Le pays est couvert par les banques et les étals des marchés. Il y avait des choses très différentes. Pas maladroits bottes et robe d'une vieille femme, et les choses que nous avons toujours rêvé: jeans, manteaux, lingerie et de bons plats ... toute couleur, beau. étaient gris Nos choses soviétiques. Ascétique, ils étaient semblables à l'armée. Les bibliothèques et les théâtres étaient vides. Ils ont été remplacés par les marchés et les magasins commerciaux. Tous veulent être heureux, pour obtenir le bonheur est maintenant. Comme les enfants, a ouvert un nouveau monde ... pour s'évanouir Cessé au supermarché ... Nous commençons parfois avec des amis à retenir, donc mourir de rire ... Savages! Très pauvres étaient des gens. Autour dû apprendre ... A l'époque soviétique, il a été permis d'avoir beaucoup de livres, mais pas une belle voiture et à la maison. Et nous avons appris à bien se habiller, faire cuire le matin pour boire du jus et du yaourt ... Je déteste cet argent, parce que je ne sais pas ce qu'elle est. Dans notre famille, il était impossible de parler d'argent. Il est dommage. Nous avons grandi dans le pays où l'argent est, nous pouvons dire non. Moi, comme tout le monde, obtenir leurs 120 roubles - et j'ai manqué ... L'argent est devenu un symbole de liberté. Il dérangeait tous les plus forts et les plus agressifs faire des affaires. A propos de Lénine et de Staline oublier ... La vie! Nous choisissons une belle vie. Personne ne voulait mourir magnifiquement, tout le monde voulait vivre magnifiquement. Une autre chose est que les gâteaux du tout ne suffit pas ... " «J'aime et ne jamais cesser d'aimer le mot » ami ». Bonne idée! Scoop? Bite votre langue! l'homme soviétique était un homme très bon, il pouvait aller au-delà de l'Oural, dans le désert - une idée: plutôt que le dollar. Pas pour le Livre vert de quelqu'un d'autre. Dniepr bataille de Stalingrad, dans l'espace ouvert - ce qui est tout ce qu'il a. Great Scoop! J'apprécie toujours l'écriture - l'URSS. Il était mon pays, et maintenant je ne vivent pas dans leur propre pays. Je vis dans un pays étranger ...

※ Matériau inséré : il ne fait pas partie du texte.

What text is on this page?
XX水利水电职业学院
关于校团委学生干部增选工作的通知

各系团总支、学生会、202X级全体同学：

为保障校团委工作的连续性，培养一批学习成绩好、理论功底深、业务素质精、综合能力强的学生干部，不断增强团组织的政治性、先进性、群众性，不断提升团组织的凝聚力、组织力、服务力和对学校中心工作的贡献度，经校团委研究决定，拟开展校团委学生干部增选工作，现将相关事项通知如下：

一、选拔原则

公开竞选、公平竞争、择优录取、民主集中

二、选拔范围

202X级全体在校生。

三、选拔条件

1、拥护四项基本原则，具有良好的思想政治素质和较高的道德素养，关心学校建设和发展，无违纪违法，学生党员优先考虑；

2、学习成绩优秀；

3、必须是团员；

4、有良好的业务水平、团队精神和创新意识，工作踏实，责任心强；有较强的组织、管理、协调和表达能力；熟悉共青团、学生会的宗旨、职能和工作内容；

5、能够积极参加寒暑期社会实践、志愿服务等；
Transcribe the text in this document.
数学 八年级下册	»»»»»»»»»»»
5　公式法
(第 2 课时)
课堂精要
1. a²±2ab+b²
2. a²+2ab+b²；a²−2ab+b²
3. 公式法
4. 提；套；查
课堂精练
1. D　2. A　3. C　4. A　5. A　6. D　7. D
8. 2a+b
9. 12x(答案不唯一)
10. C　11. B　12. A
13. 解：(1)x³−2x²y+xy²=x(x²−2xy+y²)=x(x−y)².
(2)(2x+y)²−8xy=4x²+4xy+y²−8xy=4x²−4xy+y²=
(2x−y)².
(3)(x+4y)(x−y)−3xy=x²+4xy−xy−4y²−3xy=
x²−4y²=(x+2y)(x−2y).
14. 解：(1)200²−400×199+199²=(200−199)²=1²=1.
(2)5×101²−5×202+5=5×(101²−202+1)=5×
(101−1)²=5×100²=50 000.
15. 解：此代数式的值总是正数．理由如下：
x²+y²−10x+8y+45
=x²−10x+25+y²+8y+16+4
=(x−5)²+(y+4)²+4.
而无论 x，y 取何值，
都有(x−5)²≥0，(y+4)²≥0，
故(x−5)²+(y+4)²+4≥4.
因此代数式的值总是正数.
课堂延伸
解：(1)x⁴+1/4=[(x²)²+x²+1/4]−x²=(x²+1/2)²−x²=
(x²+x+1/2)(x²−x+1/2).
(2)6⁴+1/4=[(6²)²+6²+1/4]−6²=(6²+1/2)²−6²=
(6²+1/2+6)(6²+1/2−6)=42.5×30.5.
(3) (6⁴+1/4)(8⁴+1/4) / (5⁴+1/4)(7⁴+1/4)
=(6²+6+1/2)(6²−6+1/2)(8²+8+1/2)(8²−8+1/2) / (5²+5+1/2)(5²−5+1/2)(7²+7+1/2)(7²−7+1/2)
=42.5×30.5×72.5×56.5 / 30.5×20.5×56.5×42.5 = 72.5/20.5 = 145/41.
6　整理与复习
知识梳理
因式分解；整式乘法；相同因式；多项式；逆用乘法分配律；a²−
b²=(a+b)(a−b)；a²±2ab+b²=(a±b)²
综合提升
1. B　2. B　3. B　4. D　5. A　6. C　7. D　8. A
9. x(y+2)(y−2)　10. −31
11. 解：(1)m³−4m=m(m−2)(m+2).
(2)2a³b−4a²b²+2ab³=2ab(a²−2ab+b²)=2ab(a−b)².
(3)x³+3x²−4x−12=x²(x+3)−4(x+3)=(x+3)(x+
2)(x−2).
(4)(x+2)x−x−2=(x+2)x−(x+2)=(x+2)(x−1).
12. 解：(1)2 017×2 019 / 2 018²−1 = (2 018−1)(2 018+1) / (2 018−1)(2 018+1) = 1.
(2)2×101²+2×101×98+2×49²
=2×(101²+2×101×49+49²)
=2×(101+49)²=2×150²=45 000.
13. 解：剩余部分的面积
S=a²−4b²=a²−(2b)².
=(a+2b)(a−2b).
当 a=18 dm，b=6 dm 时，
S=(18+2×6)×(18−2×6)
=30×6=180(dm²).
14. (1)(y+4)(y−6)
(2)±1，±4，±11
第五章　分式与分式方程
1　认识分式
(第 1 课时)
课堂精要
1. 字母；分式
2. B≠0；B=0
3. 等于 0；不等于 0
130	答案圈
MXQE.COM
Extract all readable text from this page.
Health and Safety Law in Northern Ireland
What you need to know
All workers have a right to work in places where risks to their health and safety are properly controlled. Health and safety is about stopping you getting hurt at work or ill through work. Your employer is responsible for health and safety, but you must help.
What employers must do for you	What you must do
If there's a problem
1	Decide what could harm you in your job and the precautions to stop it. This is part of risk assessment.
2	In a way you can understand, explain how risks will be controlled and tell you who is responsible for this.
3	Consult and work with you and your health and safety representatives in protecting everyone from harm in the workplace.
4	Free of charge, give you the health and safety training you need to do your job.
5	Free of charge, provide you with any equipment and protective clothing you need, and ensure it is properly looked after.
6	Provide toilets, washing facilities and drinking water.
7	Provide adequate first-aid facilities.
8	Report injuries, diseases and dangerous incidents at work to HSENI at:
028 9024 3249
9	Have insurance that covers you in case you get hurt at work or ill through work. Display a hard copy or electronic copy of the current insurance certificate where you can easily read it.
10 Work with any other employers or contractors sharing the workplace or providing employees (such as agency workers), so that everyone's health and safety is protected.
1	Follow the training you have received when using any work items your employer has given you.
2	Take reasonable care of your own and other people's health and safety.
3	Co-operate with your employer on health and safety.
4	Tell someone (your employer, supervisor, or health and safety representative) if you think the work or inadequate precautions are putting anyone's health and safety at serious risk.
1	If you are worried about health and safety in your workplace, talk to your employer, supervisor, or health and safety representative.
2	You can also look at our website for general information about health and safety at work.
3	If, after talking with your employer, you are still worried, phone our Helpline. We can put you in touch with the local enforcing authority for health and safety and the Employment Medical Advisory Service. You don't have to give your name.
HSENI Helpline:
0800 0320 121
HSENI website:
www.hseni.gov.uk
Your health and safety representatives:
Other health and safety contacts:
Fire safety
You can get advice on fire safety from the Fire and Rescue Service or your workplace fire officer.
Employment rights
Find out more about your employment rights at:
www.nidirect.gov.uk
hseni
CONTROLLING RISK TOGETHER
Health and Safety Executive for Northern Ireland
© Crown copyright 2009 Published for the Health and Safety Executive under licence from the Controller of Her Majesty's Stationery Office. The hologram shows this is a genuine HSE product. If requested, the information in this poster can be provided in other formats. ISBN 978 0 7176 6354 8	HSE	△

J'ai grandi fille sérieuse, un véritable pionnier. Maintenant, tous ces avis, plus tôt dans l'organisation Pioneer conduit. Nous avons pas entraîné. Tous les enfants rêvent de pionniers être. Marcher ensemble avec le tambour, montagne, chantant des chansons de pionniers ... Ils ont détruit un pays! Vendu à des prix défiant toute concurrence. Notre patrie ... Pour quelqu'un pourrait critiquer Marx et voyager à travers l'Europe. Le temps est aussi terrible que sous Staline. Il n'y a plus de comités de district ou des comités régionaux. Broke avec les autorités soviétiques. Et ils ont reçu? Ring, jungle ... L'Américain a essayé un costume, a écouté l'Oncle Sam. Et les Etats-Unis ne répond pas à nalazit. Il est assis malhonnêtement. Ici! Ne pas courir pour la liberté et pour les jeans ... pour les supermarchés ... achetés dans l'emballage lumineux ... Maintenant, dans nos magasins sont pleins de tous. Bountiful. Mais la saucisse de montagne aucun lien avec le bonheur. Avec la gloire. Ce fut une grande nation! Nous lui avons fait des commerçants et des maraudeurs ... Labaznikov et les gestionnaires ».

* Alexiyevich "deuxième fois de la main" (heure 2013).